Grunenwald: You’ve teamed with Fred Harper and Lee Loughridge on this book. What’s your favorite thing that each of them has brought to the series?

Constant: I can’t imagine anyone but Fred Harper drawing this book. Snelson is a satire, but it’s also set squarely in the real world, so there are no mutant powers or alien worlds to make the most of the visual aspects of the medium. Fortunately, Fred’s art is its own special effect. He can take a scene of two people talking and blow it up visually with an amazing Sienkiewiczian expressionism that takes the internal lives of the characters and pulls them to the forefront of the scene. It’s caricature and its realism and it’s hyper-weird and it’s just masterful stuff.

When Fred’s gorgeous pages were coming in, I remember thinking to myself that I didn’t envy the colorist who had to match his energy, but Lee Loughridge rose to the challenge. He’s a perfect dancing partner for Fred—he imbues the realistic scenes with a fantastic energy, and he colors the fantasy sequences as though they’re realistic. Their interplay is amazing to watch.

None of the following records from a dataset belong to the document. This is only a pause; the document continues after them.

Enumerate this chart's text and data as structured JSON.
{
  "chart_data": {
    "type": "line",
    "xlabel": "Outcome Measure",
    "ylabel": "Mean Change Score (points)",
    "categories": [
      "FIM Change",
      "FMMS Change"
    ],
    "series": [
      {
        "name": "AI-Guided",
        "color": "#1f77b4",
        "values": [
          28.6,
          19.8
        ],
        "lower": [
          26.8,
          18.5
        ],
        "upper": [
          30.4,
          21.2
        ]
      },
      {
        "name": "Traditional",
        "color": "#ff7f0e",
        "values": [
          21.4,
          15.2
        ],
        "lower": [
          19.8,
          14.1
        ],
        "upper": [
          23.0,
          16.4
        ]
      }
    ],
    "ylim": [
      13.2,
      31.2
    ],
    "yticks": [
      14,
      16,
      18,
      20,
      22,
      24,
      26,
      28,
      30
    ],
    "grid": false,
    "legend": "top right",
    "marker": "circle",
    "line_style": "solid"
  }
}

Grunenwald: What do you hope readers take away from checking out Snelson: Comedy is Dying?

Constant: Ideally, I hope that readers come away feeling like they read a funny, interesting, drop-dead gorgeous comic book that was worth their time and money. And I also hope that readers will respond to and participate in the conversations we’re beginning the book, which I think are conversations that aren’t really happening anywhere else in comics.

Snelson: Comedy is Dying #2 Variant Cover by Sergio Aragones

Grunenwald: Finally, do you have any updates on the Planet of the Nerds film adaptation?

Constant: I don’t think I can announce anything at this point, but one name that came up in conversation with Paramount Players was so thrilling, and so perfect for the gig, that it completely confirmed my belief that they really understand the book and what we were trying to do with it. It’s in great hands.


Published by AHOY Comics, Snelson: Comedy is Dying #1 (of 5) arrives in stores on Wednesday, August 4th. The preorder cutoff date for the debut issue is June 24th.